Wednesday, January 25, 2012

#5: The Left Hand of Darkness by Ursula LeGuin

A lone envoy from a galactic federation lands on a frozen world in Ursula K. LeGuin's notable science fiction novel The Left Hand of Darkness.

After reading and enjoying LeGuin's Earthsea fantasy novels I tackled this series of related sci-fi books (beginning with Rocannon's World).  This, the fourth one, is one of LeGuin's best-known tales, a sophisticated, philosophical adventure set on an ice planet populated with an asexual race who become male or female only a few days a month.  How this impacts politics, war, nation-building and more, was I'm sure pretty heady stuff in 1969 and is still pretty interesting today.  It is as fully-realized an alternate world as I have seen.

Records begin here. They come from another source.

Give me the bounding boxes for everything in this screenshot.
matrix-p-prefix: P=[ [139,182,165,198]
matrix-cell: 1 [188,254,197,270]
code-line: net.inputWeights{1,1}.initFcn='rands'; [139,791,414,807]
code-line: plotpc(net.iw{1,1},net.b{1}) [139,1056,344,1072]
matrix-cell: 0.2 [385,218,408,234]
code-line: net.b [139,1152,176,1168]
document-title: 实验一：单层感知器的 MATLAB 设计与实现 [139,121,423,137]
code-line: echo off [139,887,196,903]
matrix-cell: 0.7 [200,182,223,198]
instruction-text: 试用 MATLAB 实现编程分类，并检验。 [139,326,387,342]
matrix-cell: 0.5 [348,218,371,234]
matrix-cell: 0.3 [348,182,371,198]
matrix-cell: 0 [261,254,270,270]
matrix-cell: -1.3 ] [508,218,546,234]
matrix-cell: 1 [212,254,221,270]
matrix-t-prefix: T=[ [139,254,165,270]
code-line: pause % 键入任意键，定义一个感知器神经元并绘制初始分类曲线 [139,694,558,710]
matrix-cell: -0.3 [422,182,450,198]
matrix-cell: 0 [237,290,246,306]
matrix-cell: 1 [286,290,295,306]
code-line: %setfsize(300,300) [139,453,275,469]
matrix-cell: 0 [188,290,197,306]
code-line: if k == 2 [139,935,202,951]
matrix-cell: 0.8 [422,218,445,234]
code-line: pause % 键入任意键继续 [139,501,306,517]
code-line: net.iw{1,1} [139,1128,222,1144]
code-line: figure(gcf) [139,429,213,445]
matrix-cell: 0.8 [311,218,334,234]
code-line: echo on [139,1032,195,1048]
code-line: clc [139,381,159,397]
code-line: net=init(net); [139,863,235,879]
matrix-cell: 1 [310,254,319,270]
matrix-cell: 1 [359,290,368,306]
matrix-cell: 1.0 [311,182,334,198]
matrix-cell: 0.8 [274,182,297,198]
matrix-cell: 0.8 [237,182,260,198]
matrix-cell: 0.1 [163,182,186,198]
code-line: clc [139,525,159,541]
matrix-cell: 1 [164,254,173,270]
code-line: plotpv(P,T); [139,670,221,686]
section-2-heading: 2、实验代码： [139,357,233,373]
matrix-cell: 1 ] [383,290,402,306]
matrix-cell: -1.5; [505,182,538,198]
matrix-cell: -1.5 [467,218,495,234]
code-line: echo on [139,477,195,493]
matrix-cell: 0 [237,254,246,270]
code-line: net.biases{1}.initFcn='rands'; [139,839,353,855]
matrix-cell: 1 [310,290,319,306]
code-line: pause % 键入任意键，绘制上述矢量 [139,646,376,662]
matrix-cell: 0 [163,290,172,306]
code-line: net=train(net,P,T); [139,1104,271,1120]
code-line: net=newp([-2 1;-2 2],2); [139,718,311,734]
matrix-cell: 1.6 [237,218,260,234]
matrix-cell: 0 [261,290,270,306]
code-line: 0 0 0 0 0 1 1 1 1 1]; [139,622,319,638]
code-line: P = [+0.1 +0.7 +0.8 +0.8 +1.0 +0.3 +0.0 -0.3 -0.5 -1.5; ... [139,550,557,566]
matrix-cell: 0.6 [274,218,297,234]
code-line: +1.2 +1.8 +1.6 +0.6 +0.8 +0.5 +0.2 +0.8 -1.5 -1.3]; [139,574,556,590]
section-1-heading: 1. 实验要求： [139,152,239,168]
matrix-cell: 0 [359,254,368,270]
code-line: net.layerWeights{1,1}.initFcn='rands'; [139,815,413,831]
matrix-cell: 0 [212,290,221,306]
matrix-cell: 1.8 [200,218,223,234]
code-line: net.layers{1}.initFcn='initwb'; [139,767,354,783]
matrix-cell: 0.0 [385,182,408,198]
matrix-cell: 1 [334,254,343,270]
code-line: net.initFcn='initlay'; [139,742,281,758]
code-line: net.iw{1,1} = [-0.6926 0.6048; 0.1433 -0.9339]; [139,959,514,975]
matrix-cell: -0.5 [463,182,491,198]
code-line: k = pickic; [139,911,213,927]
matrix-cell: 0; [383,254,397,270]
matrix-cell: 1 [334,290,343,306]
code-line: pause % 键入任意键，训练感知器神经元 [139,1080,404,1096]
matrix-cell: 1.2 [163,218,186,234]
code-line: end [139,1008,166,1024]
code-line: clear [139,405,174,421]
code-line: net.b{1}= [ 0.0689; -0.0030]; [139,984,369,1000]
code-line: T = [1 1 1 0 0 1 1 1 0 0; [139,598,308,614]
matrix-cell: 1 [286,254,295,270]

But The Left Hand of Darkness is also quite exciting.  The novel is basically broken into three parts: in the first, the envoy deals with a mad king; in the second, he goes across the border into a socialist-type country and is promptly put into a gulag; and in the third, a friend rescues him, and they have a Jack London-style race across a glacier field back to civilization. 

I have held onto this paperback for a long time and am glad I finally tackled it.  It is a great, rewarding read for science fiction and fantasy fans.  Recommended.

1 comment:

  1. Yes, I just read this myself and agree wholeheartedly with your review. What I enjoyed was how it has so many elements in it, so that it has many flavours of pleasurable reading in it.